I just read a great story on GreetingsMagazine.com about a company named Lucky Break that has won a design infringement suit against Sears and their ad agency. (It is a huge URL so you will need to search for it on the site). The story does not give all the legal details but it is important to note that one of the findings, in addition to the design copying, was that Sears et al violated the Lucky Break copyright warning statement.
Have one of those on your materials? You should.
It also brings to mind one of our more unfortunate experiences with a disputed design and copyright registration. A few years back we licensed a large collection of 3D products that had a variety of designs and dozens of skus that ran (with refreshes) for several years. We were a bit surprised when we got a call last summer from a family member who had seen our garden gnome and angels at… an HBBCS (Humungo Big Box Craft Store that does not start with “M”).
Cool, we thought – until we discovered that our manufacturer never sold them to HBBCS, but apparently their factory had. Welcome to the world of overseas sourcing.

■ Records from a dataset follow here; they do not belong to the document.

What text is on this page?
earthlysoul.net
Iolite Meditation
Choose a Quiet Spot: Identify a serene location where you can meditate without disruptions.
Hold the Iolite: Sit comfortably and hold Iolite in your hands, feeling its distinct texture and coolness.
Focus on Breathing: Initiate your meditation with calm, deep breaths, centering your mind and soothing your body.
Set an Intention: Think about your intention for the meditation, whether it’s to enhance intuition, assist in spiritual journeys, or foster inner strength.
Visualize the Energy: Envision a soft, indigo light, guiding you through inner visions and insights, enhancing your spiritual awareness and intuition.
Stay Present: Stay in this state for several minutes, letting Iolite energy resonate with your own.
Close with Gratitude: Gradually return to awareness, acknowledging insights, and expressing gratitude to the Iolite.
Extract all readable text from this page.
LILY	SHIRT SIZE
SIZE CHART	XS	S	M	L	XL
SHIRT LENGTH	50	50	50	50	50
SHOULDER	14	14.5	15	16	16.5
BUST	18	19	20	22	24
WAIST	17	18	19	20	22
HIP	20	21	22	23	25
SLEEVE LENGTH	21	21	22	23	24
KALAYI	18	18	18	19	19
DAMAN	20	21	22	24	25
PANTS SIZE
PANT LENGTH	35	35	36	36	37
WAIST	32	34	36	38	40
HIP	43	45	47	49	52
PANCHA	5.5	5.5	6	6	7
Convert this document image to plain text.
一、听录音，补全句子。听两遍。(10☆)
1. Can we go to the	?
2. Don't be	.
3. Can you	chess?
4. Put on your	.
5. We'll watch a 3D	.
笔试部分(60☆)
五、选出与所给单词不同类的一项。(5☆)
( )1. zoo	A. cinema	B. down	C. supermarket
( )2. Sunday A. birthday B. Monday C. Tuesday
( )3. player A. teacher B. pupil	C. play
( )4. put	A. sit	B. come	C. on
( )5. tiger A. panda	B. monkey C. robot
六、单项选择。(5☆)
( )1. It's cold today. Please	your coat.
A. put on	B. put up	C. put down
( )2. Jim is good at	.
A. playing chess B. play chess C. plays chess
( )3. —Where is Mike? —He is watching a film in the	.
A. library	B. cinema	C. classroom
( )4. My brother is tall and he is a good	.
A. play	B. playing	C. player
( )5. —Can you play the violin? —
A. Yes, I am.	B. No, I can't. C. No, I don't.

We have been down this road before, too many times, so I sent all the appropriate catalog pages, product pictures and supporting material showing our designs pre-dating theirs off to the appropriate person at HBBCS, who immediately turned it over to their head legal counsel, who immediately contacted me with only one question – did we have the copyright registration certificate? Which unfortunately we did not, we had let some of these designs go unregistered. I still believe I could hear him chuckle, and of course they immediately concluded there was no similarity and ended our correspondence. All we could do was let it go because the costs of pursuing it would far outweigh any recovery of royalties, and the HBBCS legal staff were of course fully aware that, without our Federal registration, they were not on the hook for damages and could ignore us.